The fact that this girl’s actions, and Dearing’s previous dino rescue efforts, may be responsible for thousands of deaths and the complete destabilization of the natural order, comes up briefly, but neither character seems too wracked with guilt. It brings up the most annoying moral quandary that the Jurassic World films don’t know what to do with.
The lesson from the first Jurassic Park is that when humans think they can play God with genetics, things go bad. Now that the dinosaurs have proliferated in Jurassic World, do we try to kill them to save humanity or learn to co-exist? These films want to have it both ways, but after six movies of humans having to run for their lives from some of history’s most vicious killing machines, it seems like we should have learned our lesson by now that this isn’t The Flintstones and we should probably avoid living with creatures that ruled the Earth millions of years before humans.
The second mediocre movie, and potentially the more interesting one, is a direct follow-up to the original Jurassic Park trilogy. Ellie Sattler (Laura Dern) reunites with Dr. Grant (Sam Neill) to investigate a plague of giant, prehistoric locusts that are ravaging the world’s food supply. Their search leads them to the headquarters of Biosyn Genetics, located in the middle of a huge forest preserve filled with dinosaurs the company has engineered.

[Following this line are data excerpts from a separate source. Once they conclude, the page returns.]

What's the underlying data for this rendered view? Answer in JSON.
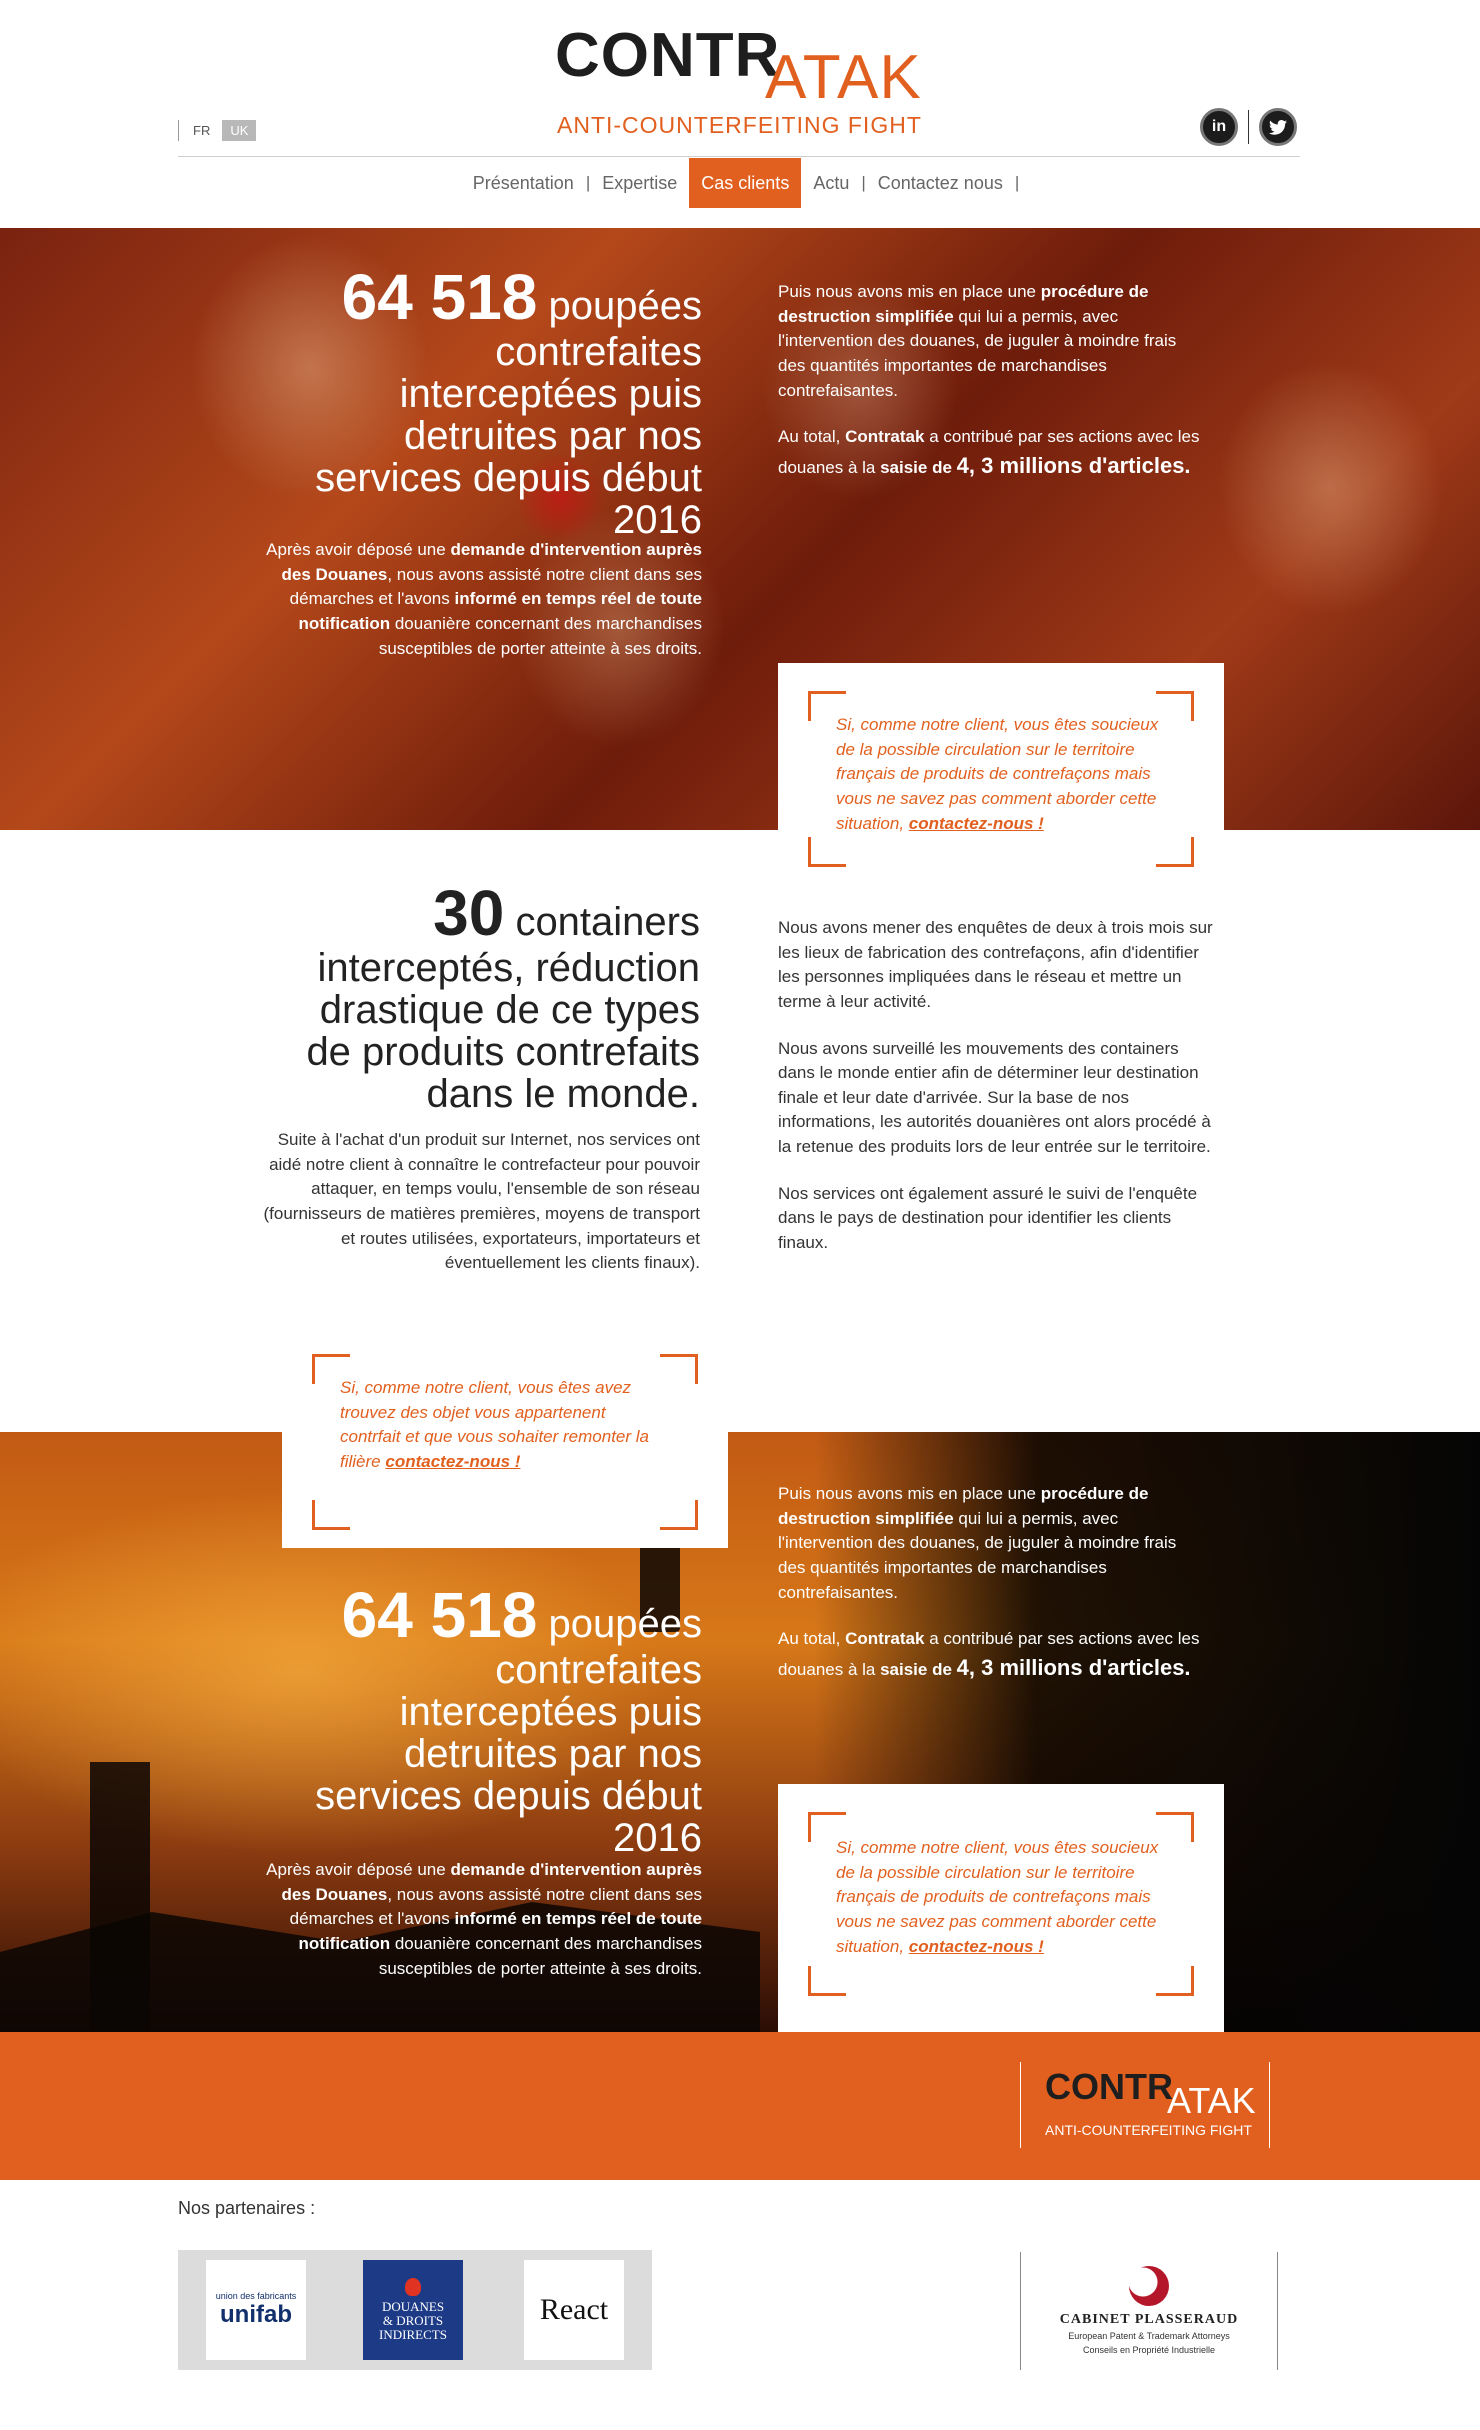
{
  "brand": {
    "logo_left": "CONTR",
    "logo_right": "ATAK",
    "tagline": "ANTI-COUNTERFEITING FIGHT"
  },
  "lang": [
    "FR",
    "UK"
  ],
  "social": {
    "linkedin": "in",
    "twitter": "t"
  },
  "nav": [
    "Présentation",
    "Expertise",
    "Cas clients",
    "Actu",
    "Contactez nous"
  ],
  "nav_separator": "|",
  "case1": {
    "title_num": "64 518",
    "title_l1": "poupées",
    "title_l2": "contrefaites",
    "title_l3": "interceptées puis",
    "title_l4": "detruites par nos",
    "title_l5": "services  depuis début",
    "title_l6": "2016",
    "left_p": {
      "a": "Après avoir déposé une ",
      "b": "demande d'intervention auprès des Douanes",
      "c": ", nous avons assisté notre client dans ses démarches et l'avons ",
      "d": "informé en temps réel de toute notification",
      "e": " douanière concernant des marchandises susceptibles de porter atteinte à ses droits."
    },
    "right_p1": {
      "a": "Puis nous avons mis en place une ",
      "b": "procédure de destruction simplifiée",
      "c": " qui lui a permis, avec l'intervention des douanes, de juguler à moindre frais des quantités importantes de marchandises contrefaisantes."
    },
    "right_p2": {
      "a": "Au total, ",
      "b": "Contratak",
      "c": " a contribué par ses actions avec les douanes à la ",
      "d": "saisie de",
      "e": "4, 3 millions d'articles."
    },
    "quote": "Si, comme notre client, vous êtes soucieux de la possible circulation sur le territoire français de produits de contrefaçons mais vous ne savez pas comment aborder cette situation, ",
    "quote_link": "contactez-nous !"
  },
  "case2": {
    "title_num": "30",
    "title_l1": "containers",
    "title_l2": "interceptés, réduction",
    "title_l3": "drastique de ce types",
    "title_l4": "de produits contrefaits",
    "title_l5": "dans le monde.",
    "left_p": "Suite à l'achat d'un produit sur Internet, nos services ont aidé notre client à connaître le contrefacteur pour pouvoir attaquer, en temps voulu, l'ensemble de son réseau (fournisseurs de matières premières, moyens de transport et routes utilisées, exportateurs, importateurs et éventuellement les clients finaux).",
    "right_p1": "Nous avons mener des enquêtes de deux à trois mois sur les lieux de fabrication des contrefaçons, afin d'identifier les personnes impliquées dans le réseau et mettre un terme à leur activité.",
    "right_p2": "Nous avons surveillé les mouvements des containers dans le monde entier afin de déterminer leur destination finale et leur date d'arrivée. Sur la base de nos informations, les autorités douanières ont alors procédé à la retenue des produits lors de leur entrée sur le territoire.",
    "right_p3": "Nos services ont également assuré le suivi de l'enquête dans le pays de destination pour identifier les clients finaux.",
    "quote": "Si, comme notre client, vous êtes avez trouvez des objet vous appartenent contrfait et que vous sohaiter remonter la filière ",
    "quote_link": "contactez-nous !"
  },
  "footer": {
    "partners_label": "Nos partenaires :",
    "unifab_small": "union des fabricants",
    "unifab": "unifab",
    "douanes": [
      "DOUANES",
      "& DROITS",
      "INDIRECTS"
    ],
    "react": "React",
    "plasseraud": "CABINET PLASSERAUD",
    "plasseraud_sub1": "European Patent & Trademark Attorneys",
    "plasseraud_sub2": "Conseils en Propriété Industrielle"
  },
  "colors": {
    "accent": "#e2601f",
    "dark": "#1e1e1e"
  }
}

There they meet the Biosyn CEO, Lewis Dodgson (Campbell Scott), who dresses and talks like an evil Steve Jobs, so you know he’s in it for the right reasons. They’re also reunited with the agent of chaos himself, Ian Malcolm (Jeff Goldblum), who’s there to be the doomsday warning comic relief character whenever the movie’s not too busy making him run from a T-Rex.

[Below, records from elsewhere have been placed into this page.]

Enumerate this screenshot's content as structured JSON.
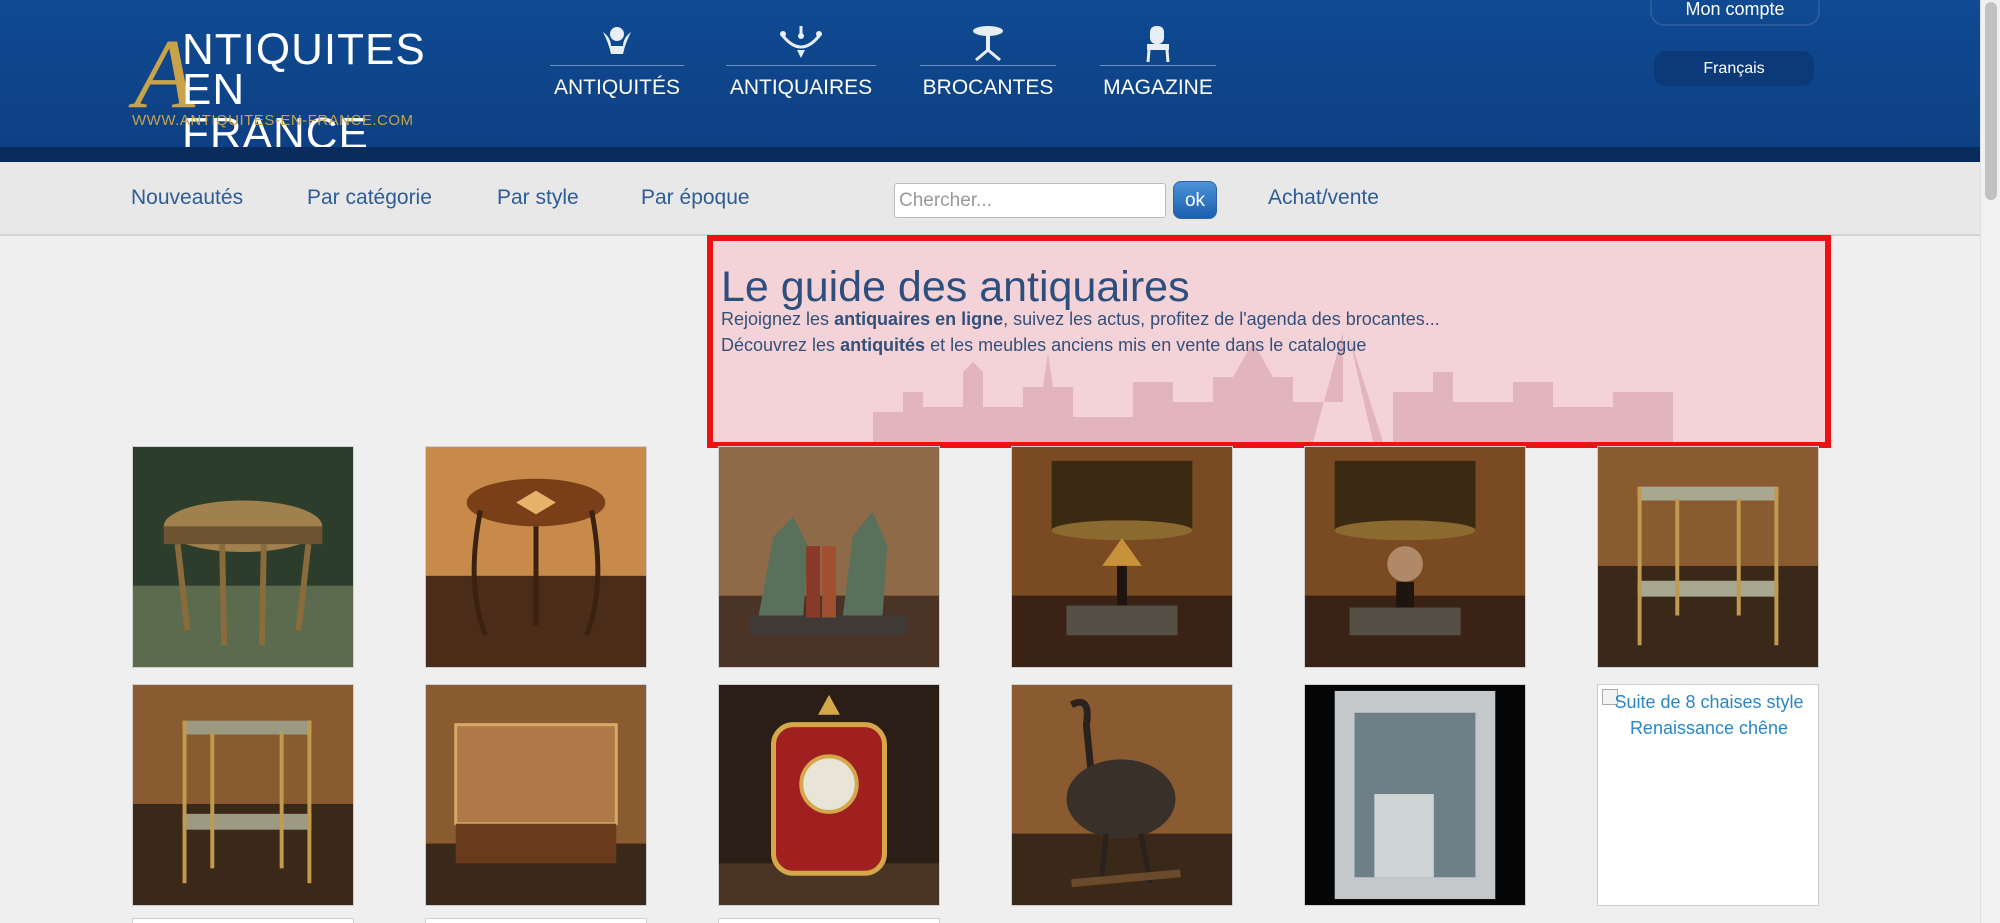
{
  "header": {
    "logo": {
      "initial": "A",
      "line1": "NTIQUITES",
      "line2": "EN FRANCE",
      "url": "WWW.ANTIQUITES-EN-FRANCE.COM"
    },
    "nav": [
      {
        "label": "ANTIQUITÉS",
        "icon": "cherub-icon"
      },
      {
        "label": "ANTIQUAIRES",
        "icon": "chandelier-icon"
      },
      {
        "label": "BROCANTES",
        "icon": "pedestal-table-icon"
      },
      {
        "label": "MAGAZINE",
        "icon": "chair-icon"
      }
    ],
    "account_label": "Mon compte",
    "language_label": "Français"
  },
  "subnav": {
    "items": [
      "Nouveautés",
      "Par catégorie",
      "Par style",
      "Par époque"
    ],
    "search_placeholder": "Chercher...",
    "search_button": "ok",
    "extra_link": "Achat/vente"
  },
  "intro": {
    "title": "Le guide des antiquaires",
    "line1": {
      "before": "Rejoignez les ",
      "bold": "antiquaires en ligne",
      "after": ", suivez les actus, profitez de l'agenda des brocantes..."
    },
    "line2": {
      "before": "Découvrez les ",
      "bold": "antiquités",
      "after": " et les meubles anciens mis en vente dans le catalogue"
    }
  },
  "products": {
    "row1": [
      {
        "icon": "round-table-icon"
      },
      {
        "icon": "gueridon-table-icon"
      },
      {
        "icon": "horse-bookends-icon"
      },
      {
        "icon": "lotus-lamp-icon"
      },
      {
        "icon": "ball-lamp-icon"
      },
      {
        "icon": "bamboo-side-table-icon"
      }
    ],
    "row2": [
      {
        "icon": "brass-side-table-icon"
      },
      {
        "icon": "display-cabinet-icon"
      },
      {
        "icon": "boulle-clock-icon"
      },
      {
        "icon": "ostrich-sculpture-icon"
      },
      {
        "icon": "silver-mirror-icon"
      },
      {
        "icon": "broken-image-icon",
        "alt": "Suite de 8 chaises style Renaissance chêne"
      }
    ]
  },
  "colors": {
    "header_blue": "#0f4a92",
    "gold": "#c9a24a",
    "link_blue": "#2d5c97",
    "highlight_red": "#ee1111"
  }
}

Both these mediocre movies collide into each other to create, like the scientists in this film, an abomination of nature. When young clone Lockwood is kidnapped and brought to Biosyn, Pratt and Howard follow in pursuit, with just enough time to have a bonkers motorcycle chase with raptors through picturesque Malta. It’s like a child watching a chase scene in a recent Daniel Craig Bond film and thinking, “What if it was that but with dinosaurs!” and then Universal pays them $3 million to write the script.
The Jurassic World crew eventually teams up with the nostalgic Park crew at Biosyn, creating a cast of too many people to keep track of, with little effort to make any of them interesting because we need to get to the next action set piece (including a sequence in an amber mine for some reason?) as quickly as possible.
Trevorrow pulls off a few decent moments, usually involving Bryce Dallas Howard in peril, such as a truly heart pounding fixed camera shot when she ejects from an old plane that’s crashing, or a frightening dino twist on the Apocalypse Now poster with Martin Sheen poking his head out of the river. There’s plenty of CGI blandness to go around in this film, but at least they have the decency to throw in a few animatronic dinosaurs to break it up this time, including a few cute baby triceratopses that have a Baby Yoda vibe.
Maybe we deserve this. We are the species that picks the raptor over the human while playing Sega. We’ll always be fascinated with dinosaurs and will watch most things that feature them. There are fourteen Land Before Time movies. The first two Jurassic World films grossed over $3 billion combined despite being lesser, lazier clones of the original. In one of Dominion’s only successful attempts at meta commentary, Dr. Malcolm tells a room full of Biosyn employees that they put up with a lot of nonsense because they love dinosaurs so much. I’m shocked he didn’t wink at the camera.
Jurassic World Dominion premieres in theaters May 10th.